Emerson and Fluharty agree, but Powell said legal technicalities make the issue more complicated.
“We just simply cannot overnight take $3 billion, cash in our securities and put it in banks because the banks won’t take it because they don’t have the collateral,” Powell said.
Powell also said Missouri’s current investments in U.S. Treasury and government agency securities are safe and secure investments.
The state treasurer is responsible for managing the state’s $3 billion investment portfolio. Both major-party candidates said past experience in economics qualifies them for the job.
Powell worked as a banker for 24 years and has been running his own investment firm for the past eight years. Steelman earned a master’s degree in economics from MU and worked as an economist for the Missouri Department of Revenue.
Steelman has one advantage that Powell acknowledges he lacks: name recognition.

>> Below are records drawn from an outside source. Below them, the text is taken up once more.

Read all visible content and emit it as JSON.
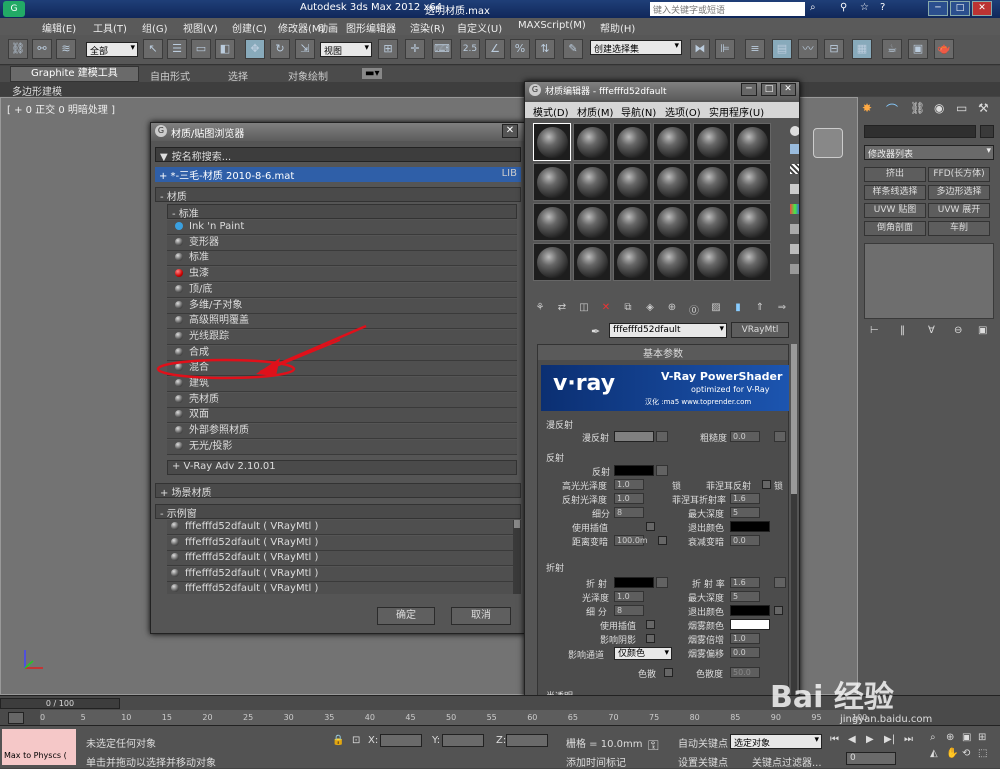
{
  "app": {
    "title": "Autodesk 3ds Max  2012 x64",
    "filename": "透明材质.max",
    "search_placeholder": "键入关键字或短语"
  },
  "menu": [
    "编辑(E)",
    "工具(T)",
    "组(G)",
    "视图(V)",
    "创建(C)",
    "修改器(M)",
    "动画",
    "图形编辑器",
    "渲染(R)",
    "自定义(U)",
    "MAXScript(M)",
    "帮助(H)"
  ],
  "toolbar": {
    "selection_filter": "全部",
    "reference_coord": "视图",
    "spinner_value": "2.5",
    "named_selection": "创建选择集"
  },
  "ribbon": {
    "tabs": [
      "Graphite 建模工具",
      "自由形式",
      "选择",
      "对象绘制"
    ],
    "sub": "多边形建模"
  },
  "viewport": {
    "label": "[ + 0 正交 0 明暗处理 ]"
  },
  "browser": {
    "title": "材质/贴图浏览器",
    "search": "按名称搜索...",
    "library": "+ *-三毛-材质 2010-8-6.mat",
    "lib_tag": "LIB",
    "group_materials": "- 材质",
    "group_standard": "- 标准",
    "materials": [
      "Ink 'n Paint",
      "变形器",
      "标准",
      "虫漆",
      "顶/底",
      "多维/子对象",
      "高级照明覆盖",
      "光线跟踪",
      "合成",
      "混合",
      "建筑",
      "壳材质",
      "双面",
      "外部参照材质",
      "无光/投影"
    ],
    "vray_group": "+ V-Ray Adv 2.10.01",
    "scene_group": "+ 场景材质",
    "samples_group": "- 示例窗",
    "samples": [
      "fffefffd52dfault  ( VRayMtl )",
      "fffefffd52dfault  ( VRayMtl )",
      "fffefffd52dfault  ( VRayMtl )",
      "fffefffd52dfault  ( VRayMtl )",
      "fffefffd52dfault  ( VRayMtl )"
    ],
    "ok": "确定",
    "cancel": "取消"
  },
  "editor": {
    "title": "材质编辑器 - fffefffd52dfault",
    "menu": [
      "模式(D)",
      "材质(M)",
      "导航(N)",
      "选项(O)",
      "实用程序(U)"
    ],
    "mat_name": "fffefffd52dfault",
    "mat_type": "VRayMtl",
    "rollout": "基本参数",
    "banner_logo": "v·ray",
    "banner_title": "V-Ray PowerShader",
    "banner_sub": "optimized for V-Ray",
    "banner_credit": "汉化 :ma5 www.toprender.com",
    "diffuse_section": "漫反射",
    "diffuse_label": "漫反射",
    "roughness_label": "粗糙度",
    "roughness": "0.0",
    "reflect_section": "反射",
    "reflect": {
      "reflect": "反射",
      "hilight_gloss": "高光光泽度",
      "hilight_value": "1.0",
      "lock": "锁",
      "fresnel": "菲涅耳反射",
      "refl_gloss": "反射光泽度",
      "refl_gloss_value": "1.0",
      "fresnel_ior": "菲涅耳折射率",
      "fresnel_ior_value": "1.6",
      "subdivs": "细分",
      "subdivs_value": "8",
      "max_depth": "最大深度",
      "max_depth_value": "5",
      "use_interp": "使用插值",
      "exit_color": "退出颜色",
      "dim_dist": "距离变暗",
      "dim_dist_value": "100.0m",
      "dim_falloff": "衰减变暗",
      "dim_falloff_value": "0.0"
    },
    "refract_section": "折射",
    "refract": {
      "refract": "折 射",
      "ior": "折 射 率",
      "ior_value": "1.6",
      "gloss": "光泽度",
      "gloss_value": "1.0",
      "max_depth": "最大深度",
      "max_depth_value": "5",
      "subdivs": "细 分",
      "subdivs_value": "8",
      "exit_color": "退出颜色",
      "use_interp": "使用插值",
      "fog_color": "烟雾颜色",
      "affect_shadows": "影响阴影",
      "fog_mult": "烟雾倍增",
      "fog_mult_value": "1.0",
      "affect_channels": "影响通道",
      "affect_channels_value": "仅颜色",
      "fog_bias": "烟雾偏移",
      "fog_bias_value": "0.0",
      "dispersion": "色散",
      "abbe": "色散度",
      "abbe_value": "50.0"
    },
    "translucency": "半透明"
  },
  "command_panel": {
    "field": "",
    "modifier_list": "修改器列表",
    "buttons": [
      "挤出",
      "FFD(长方体)",
      "样条线选择",
      "多边形选择",
      "UVW 贴图",
      "UVW 展开",
      "倒角剖面",
      "车削"
    ]
  },
  "timeline": {
    "frame": "0 / 100",
    "ticks": [
      "0",
      "5",
      "10",
      "15",
      "20",
      "25",
      "30",
      "35",
      "40",
      "45",
      "50",
      "55",
      "60",
      "65",
      "70",
      "75",
      "80",
      "85",
      "90",
      "95",
      "100"
    ]
  },
  "status": {
    "script": "Max to Physcs (",
    "none_selected": "未选定任何对象",
    "hint": "单击并拖动以选择并移动对象",
    "x": "X:",
    "y": "Y:",
    "z": "Z:",
    "grid": "栅格 = 10.0mm",
    "auto_key": "自动关键点",
    "selected": "选定对象",
    "set_key": "设置关键点",
    "key_filter": "关键点过滤器...",
    "add_tag": "添加时间标记",
    "frame": "0"
  },
  "watermark": {
    "logo": "Bai 经验",
    "url": "jingyan.baidu.com"
  },
  "colors": {
    "accent": "#2b5aa8",
    "annotation_red": "#e0101a",
    "diffuse_swatch": "#808080",
    "black_swatch": "#000000",
    "white_swatch": "#ffffff"
  }
}
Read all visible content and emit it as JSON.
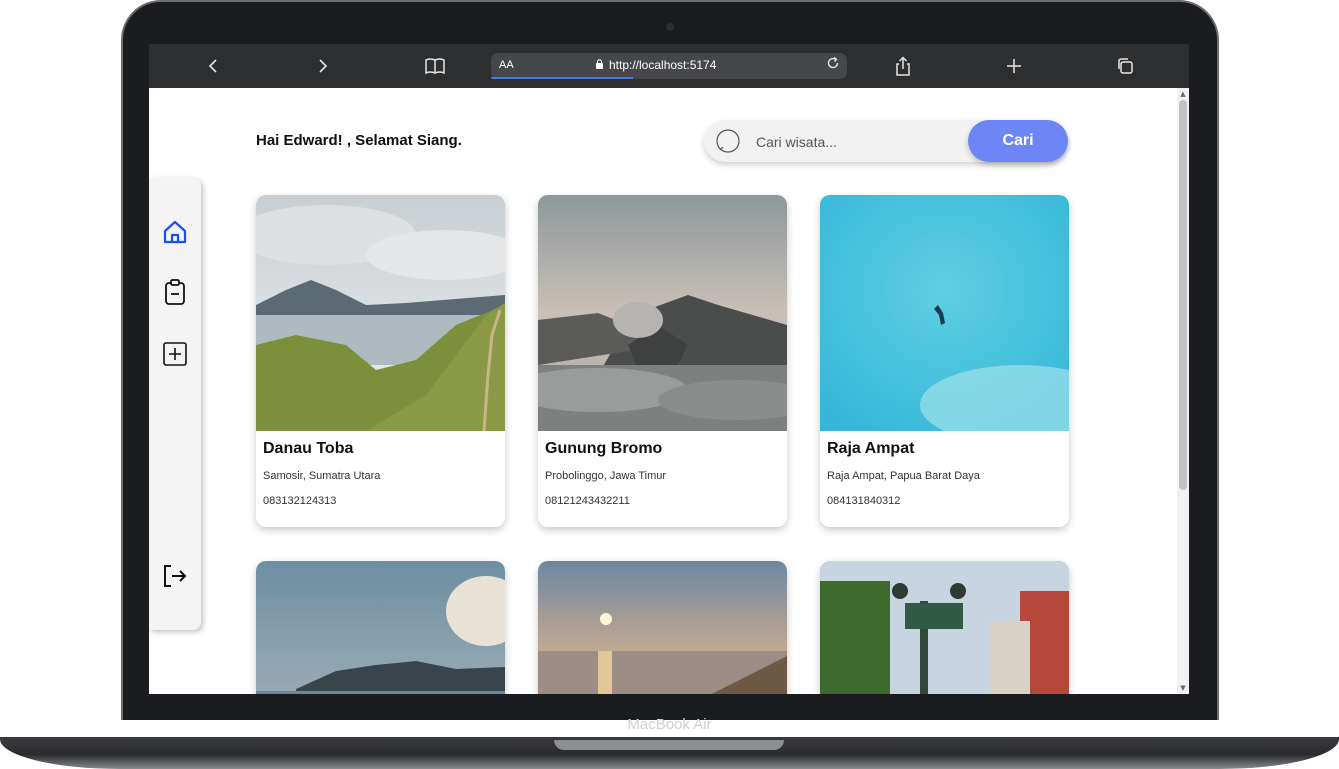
{
  "device": {
    "label": "MacBook Air"
  },
  "browser": {
    "text_size_label": "AA",
    "url": "http://localhost:5174"
  },
  "page": {
    "greeting": "Hai Edward! , Selamat Siang.",
    "search": {
      "placeholder": "Cari wisata...",
      "button_label": "Cari"
    }
  },
  "sidebar": {
    "items": [
      {
        "name": "home",
        "icon": "home-icon",
        "active": true,
        "color": "#1a4dff"
      },
      {
        "name": "clipboard",
        "icon": "clipboard-icon",
        "active": false
      },
      {
        "name": "add",
        "icon": "plus-square-icon",
        "active": false
      },
      {
        "name": "logout",
        "icon": "logout-icon",
        "active": false
      }
    ]
  },
  "destinations": [
    {
      "title": "Danau Toba",
      "location": "Samosir, Sumatra Utara",
      "phone": "083132124313"
    },
    {
      "title": "Gunung Bromo",
      "location": "Probolinggo, Jawa Timur",
      "phone": "08121243432211"
    },
    {
      "title": "Raja Ampat",
      "location": "Raja Ampat, Papua Barat Daya",
      "phone": "084131840312"
    },
    {
      "title": "",
      "location": "",
      "phone": ""
    },
    {
      "title": "",
      "location": "",
      "phone": ""
    },
    {
      "title": "",
      "location": "",
      "phone": ""
    }
  ],
  "colors": {
    "accent": "#6e86f5",
    "active_icon": "#1a4dff"
  }
}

In the Senate, Steelman sponsored the bill calling for a constitutional amendment banning gay marriage. Voters in August overwhelmingly approved the measure.
Steelman said her experience in the General Assembly will help in the treasurer’s office.
“Since I’ve been there, I know the people and I know what it takes to get a bill passed,” she said.
The Steelman name also carries weight in Missouri Republican politics. Her husband, David, was the GOP leader in the Missouri House before they were married and narrowly lost a 1992 bid for attorney general to Jay Nixon. Her father-in-law, Dorman Steelman, served in the Missouri House.
According to mid-October reports on file with the Missouri Ethics Commission, Steelman also has nearly a seven-fold lead over Powell in fund raising. Steelman reports raising $784,891, compared with Powell’s $120,333.
Powell, however, said he is accustomed to being the underdog. He defeated better-funded opponents in the Democratic primary using a strategy he hopes will carry him to victory in the general election: visiting as many places and shaking as many hands as possible.
Powell and his wife, Pam, have logged more than 42,000 miles on a minivan he bought for the sole purpose of touring the state.
“I feel very comfortable saying I’ve probably shaken 50,000 to 75,000 hands in the last 18 months, easily,” Powell said.
The campaign provides Powell and longtime friend and campaign manager Phil Amato with stories to tell while on the trail.
Amato said Powell will sometimes drive rural roads while crisscrossing the state. If he sees a Claire McCaskill sign or a house in a prominent location, he’ll knock on the door, introduce himself and ask if he can put up a sign of his own.
“I get some of the strangest looks,” Powell said.
Powell also said he is trying to gain name recognition with 12 billboards on major interstates in heavy traffic locations.
Despite different financial situations and campaign strategies, both major-party candidates said they expect a competitive race.